Details
-
Bug
-
Resolution: Fixed
-
Major
-
Lustre 2.0.0
-
None
-
x86_64, RHEL6
-
3
-
24,420
-
5040
Description
As suggested by Peter Jones, we open a Jira ticket for this issue in order to get the fix landed in 2.1.
I simply copy here the initial description from bugzilla 24420:
We are having this bug when we reboot some OSSs. It's being raised in the recovery phase and it's
provoking a long Lustre service interruption.
Each time/crash, the panic'ing thread stack-trace looked like following :
=========================================================================
#0 [ffff881021fd1238] machine_kexec at ffffffff8102e66b
#1 [ffff881021fd1298] crash_kexec at ffffffff810a9ae8
#2 [ffff881021fd1368] panic at ffffffff8145210d
#3 [ffff881021fd13e8] lbug_with_loc at ffffffffa0454eeb
#4 [ffff881021fd1438] libcfs_assertion_failed at ffffffffa04607d6
#5 [ffff881021fd1488] filter_finish_transno at ffffffffa096c825
#6 [ffff881021fd1548] filter_do_bio at ffffffffa098e390
#7 [ffff881021fd15e8] filter_commitrw_write at ffffffffa0990a78
#8 [ffff881021fd17d8] filter_commitrw at ffffffffa09833d5
#9 [ffff881021fd1898] obd_commitrw at ffffffffa093affa
#10 [ffff881021fd1918] ost_brw_write at ffffffffa0943644
#11 [ffff881021fd1af8] ost_handle at ffffffffa094837a
#12 [ffff881021fd1ca8] ptlrpc_server_handle_request at ffffffffa060eb11
#13 [ffff881021fd1de8] ptlrpc_main at ffffffffa060feea
#14 [ffff881021fd1f48] kernel_thread at ffffffff8100d1aa
=========================================================================
In a particular analysis from our on-site support we get the following values when the LBUG is
raised on "filter_finish_transno" function:
lcd_last_transno=0x4ddebb
oti_transno=last_rcvd=0x4ddeba
lsd_last_transno=0x4de0ee
So we have the client (lcd_last_transno) having a bad transaction number with the actual
transaction number being lower than client's one which, according the the ASSERT, is bad.

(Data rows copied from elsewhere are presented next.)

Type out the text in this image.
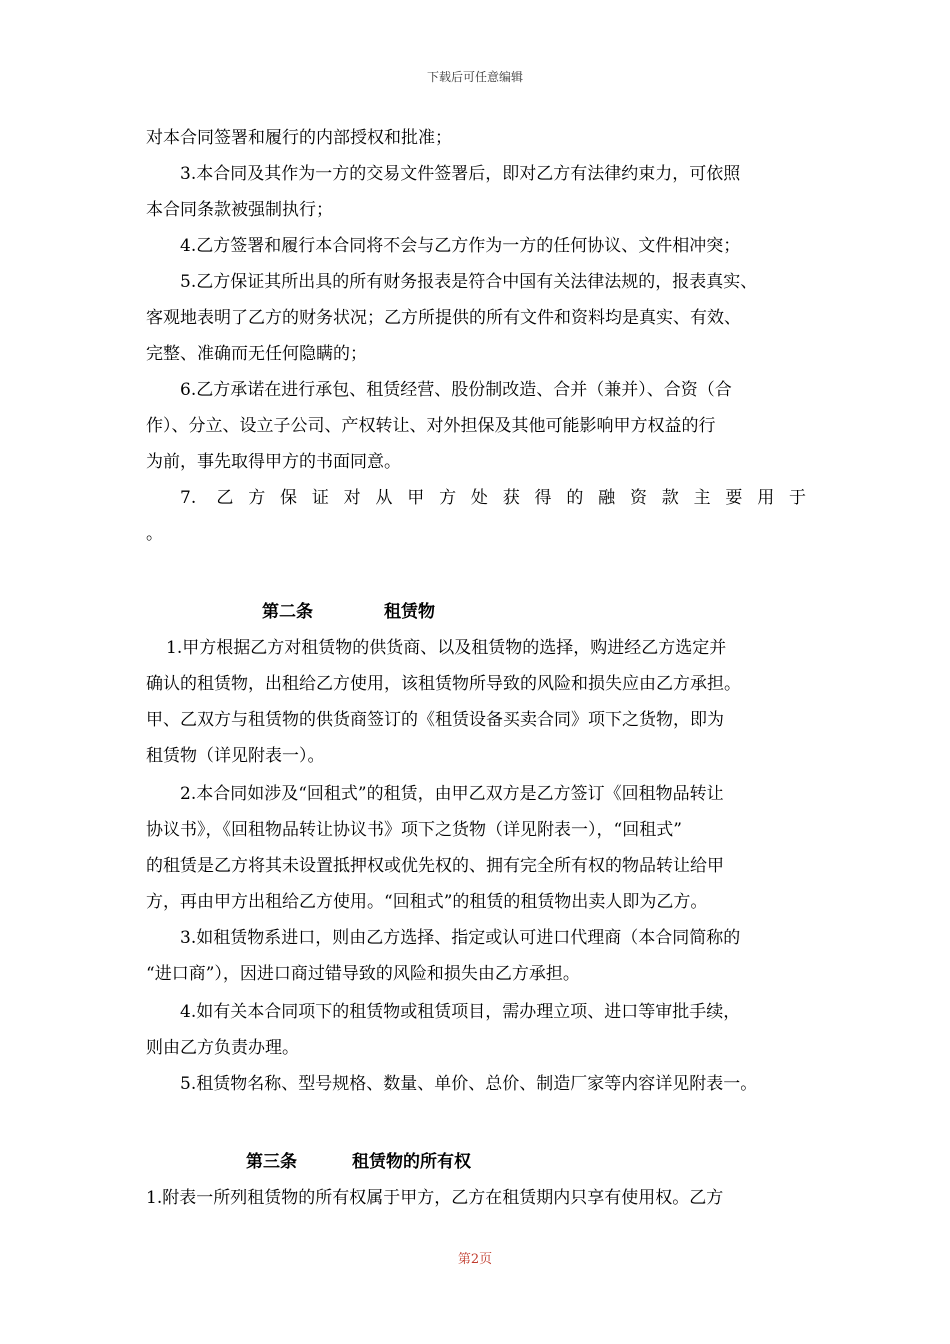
下载后可任意编辑
对本合同签署和履行的内部授权和批准；
3.本合同及其作为一方的交易文件签署后，即对乙方有法律约束力，可依照
本合同条款被强制执行；
4.乙方签署和履行本合同将不会与乙方作为一方的任何协议、文件相冲突；
5.乙方保证其所出具的所有财务报表是符合中国有关法律法规的，报表真实、
客观地表明了乙方的财务状况；乙方所提供的所有文件和资料均是真实、有效、
完整、准确而无任何隐瞒的；
6.乙方承诺在进行承包、租赁经营、股份制改造、合并（兼并）、合资（合
作）、分立、设立子公司、产权转让、对外担保及其他可能影响甲方权益的行
为前，事先取得甲方的书面同意。
7. 乙方保证对从甲方处获得的融资款主要用于
。
第二条	租赁物
1.甲方根据乙方对租赁物的供货商、以及租赁物的选择，购进经乙方选定并
确认的租赁物，出租给乙方使用，该租赁物所导致的风险和损失应由乙方承担。
甲、乙双方与租赁物的供货商签订的《租赁设备买卖合同》项下之货物，即为
租赁物（详见附表一）。
2.本合同如涉及“回租式”的租赁，由甲乙双方是乙方签订《回租物品转让
协议书》，《回租物品转让协议书》项下之货物（详见附表一），“回租式”
的租赁是乙方将其未设置抵押权或优先权的、拥有完全所有权的物品转让给甲
方，再由甲方出租给乙方使用。“回租式”的租赁的租赁物出卖人即为乙方。
3.如租赁物系进口，则由乙方选择、指定或认可进口代理商（本合同简称的
“进口商”），因进口商过错导致的风险和损失由乙方承担。
4.如有关本合同项下的租赁物或租赁项目，需办理立项、进口等审批手续，
则由乙方负责办理。
5.租赁物名称、型号规格、数量、单价、总价、制造厂家等内容详见附表一。
第三条	租赁物的所有权
1.附表一所列租赁物的所有权属于甲方，乙方在租赁期内只享有使用权。乙方
第2页
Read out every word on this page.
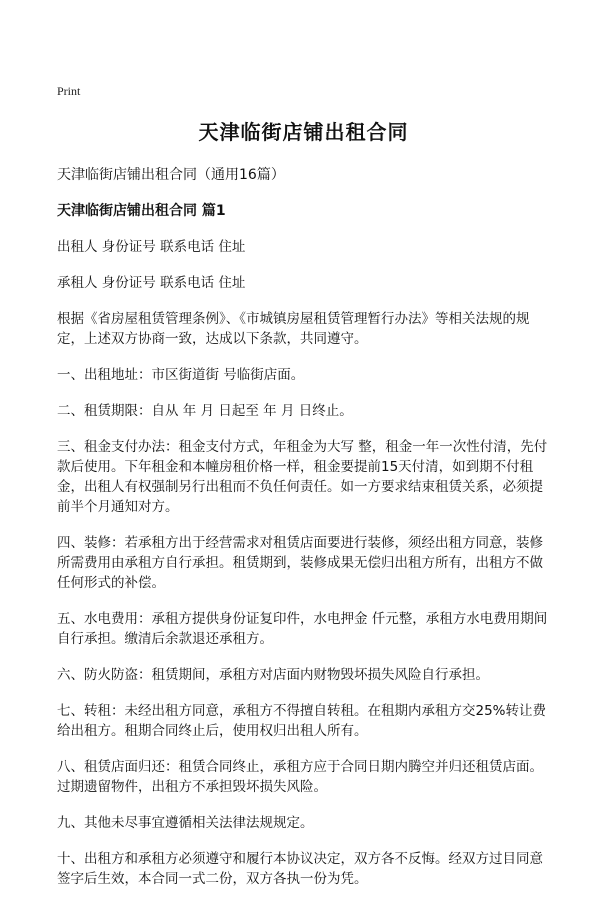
Print
天津临街店铺出租合同
天津临街店铺出租合同（通用16篇）
天津临街店铺出租合同 篇1
出租人 身份证号 联系电话 住址
承租人 身份证号 联系电话 住址
根据《省房屋租赁管理条例》、《市城镇房屋租赁管理暂行办法》等相关法规的规定，上述双方协商一致，达成以下条款，共同遵守。
一、出租地址：市区街道街 号临街店面。
二、租赁期限：自从 年 月 日起至 年 月 日终止。
三、租金支付办法：租金支付方式，年租金为大写 整，租金一年一次性付清，先付款后使用。下年租金和本幢房租价格一样，租金要提前15天付清，如到期不付租金，出租人有权强制另行出租而不负任何责任。如一方要求结束租赁关系，必须提前半个月通知对方。
四、装修：若承租方出于经营需求对租赁店面要进行装修，须经出租方同意，装修所需费用由承租方自行承担。租赁期到，装修成果无偿归出租方所有，出租方不做任何形式的补偿。
五、水电费用：承租方提供身份证复印件，水电押金 仟元整，承租方水电费用期间自行承担。缴清后余款退还承租方。
六、防火防盗：租赁期间，承租方对店面内财物毁坏损失风险自行承担。
七、转租：未经出租方同意，承租方不得擅自转租。在租期内承租方交25%转让费给出租方。租期合同终止后，使用权归出租人所有。
八、租赁店面归还：租赁合同终止，承租方应于合同日期内腾空并归还租赁店面。过期遗留物件，出租方不承担毁坏损失风险。
九、其他未尽事宜遵循相关法律法规规定。
十、出租方和承租方必须遵守和履行本协议决定，双方各不反悔。经双方过目同意签字后生效，本合同一式二份，双方各执一份为凭。
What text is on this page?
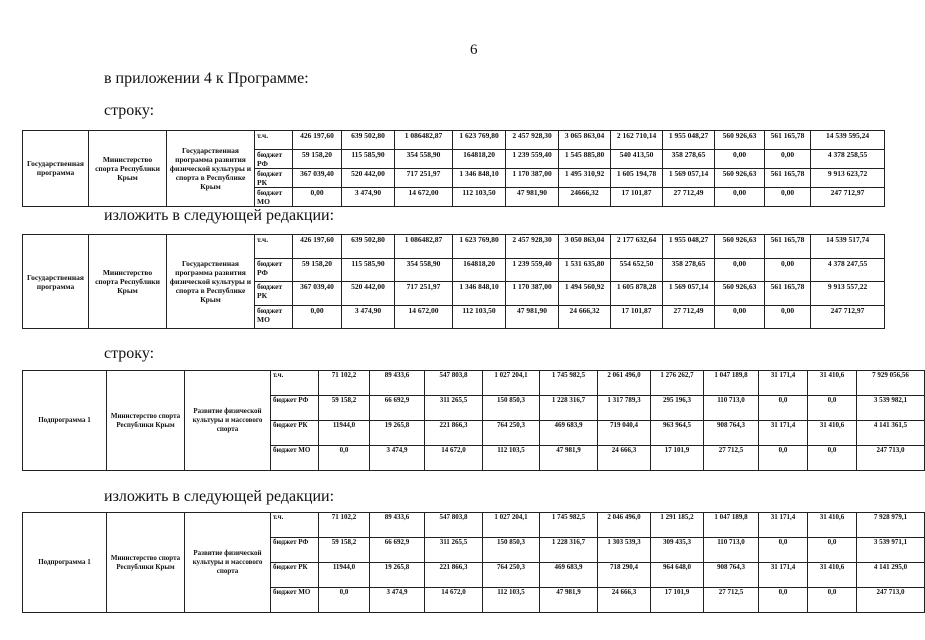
6
в приложении 4 к Программе:
строку:
изложить в следующей редакции:
строку:
изложить в следующей редакции:
Государственная программа	Министерство спорта Республики Крым	Государственная программа развития физической культуры и спорта в Республике Крым	т.ч.	426 197,60	639 502,80	1 086482,87	1 623 769,80	2 457 928,30	3 065 863,04	2 162 710,14	1 955 048,27	560 926,63	561 165,78	14 539 595,24
			бюджет РФ	59 158,20	115 585,90	354 558,90	164818,20	1 239 559,40	1 545 885,80	540 413,50	358 278,65	0,00	0,00	4 378 258,55
			бюджет РК	367 039,40	520 442,00	717 251,97	1 346 848,10	1 170 387,00	1 495 310,92	1 605 194,78	1 569 057,14	560 926,63	561 165,78	9 913 623,72
			бюджет МО	0,00	3 474,90	14 672,00	112 103,50	47 981,90	24666,32	17 101,87	27 712,49	0,00	0,00	247 712,97
Государственная программа	Министерство спорта Республики Крым	Государственная программа развития физической культуры и спорта в Республике Крым	т.ч.	426 197,60	639 502,80	1 086482,87	1 623 769,80	2 457 928,30	3 050 863,04	2 177 632,64	1 955 048,27	560 926,63	561 165,78	14 539 517,74
			бюджет РФ	59 158,20	115 585,90	354 558,90	164818,20	1 239 559,40	1 531 635,80	554 652,50	358 278,65	0,00	0,00	4 378 247,55
			бюджет РК	367 039,40	520 442,00	717 251,97	1 346 848,10	1 170 387,00	1 494 560,92	1 605 878,28	1 569 057,14	560 926,63	561 165,78	9 913 557,22
			бюджет МО	0,00	3 474,90	14 672,00	112 103,50	47 981,90	24 666,32	17 101,87	27 712,49	0,00	0,00	247 712,97
Подпрограмма 1	Министерство спорта Республики Крым	Развитие физической культуры и массового спорта	т.ч.	71 102,2	89 433,6	547 803,8	1 027 204,1	1 745 982,5	2 061 496,0	1 276 262,7	1 047 189,8	31 171,4	31 410,6	7 929 056,56
			бюджет РФ	59 158,2	66 692,9	311 265,5	150 850,3	1 228 316,7	1 317 789,3	295 196,3	110 713,0	0,0	0,0	3 539 982,1
			бюджет РК	11944,0	19 265,8	221 866,3	764 250,3	469 683,9	719 040,4	963 964,5	908 764,3	31 171,4	31 410,6	4 141 361,5
			бюджет МО	0,0	3 474,9	14 672,0	112 103,5	47 981,9	24 666,3	17 101,9	27 712,5	0,0	0,0	247 713,0
Подпрограмма 1	Министерство спорта Республики Крым	Развитие физической культуры и массового спорта	т.ч.	71 102,2	89 433,6	547 803,8	1 027 204,1	1 745 982,5	2 046 496,0	1 291 185,2	1 047 189,8	31 171,4	31 410,6	7 928 979,1
			бюджет РФ	59 158,2	66 692,9	311 265,5	150 850,3	1 228 316,7	1 303 539,3	309 435,3	110 713,0	0,0	0,0	3 539 971,1
			бюджет РК	11944,0	19 265,8	221 866,3	764 250,3	469 683,9	718 290,4	964 648,0	908 764,3	31 171,4	31 410,6	4 141 295,0
			бюджет МО	0,0	3 474,9	14 672,0	112 103,5	47 981,9	24 666,3	17 101,9	27 712,5	0,0	0,0	247 713,0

I could see there is a similar bug (bz23296) but I don't think this bug is related with this one,
as in bz23296 the problem comes from a bad initialization in obdecho/echo_client.c which is used
only for tests, not for production as it's our case.
Does this sound as a known bug for you? In order to work-around this bug, what would be the
consequences of disabling this LBUG? I mean, I think we would loss some data on a client but I
don't know if there is any other important consequence.
I also attach here the patch from bugzilla 24420 that is already landed in 1.8.6.
Thanks,
Sebastien.
That reason can be other just 2.0.0 code itself, some bug which causes this assertion. The assert can be removed from patch, in that case there will be client evictions only and more debug info about why that is happening.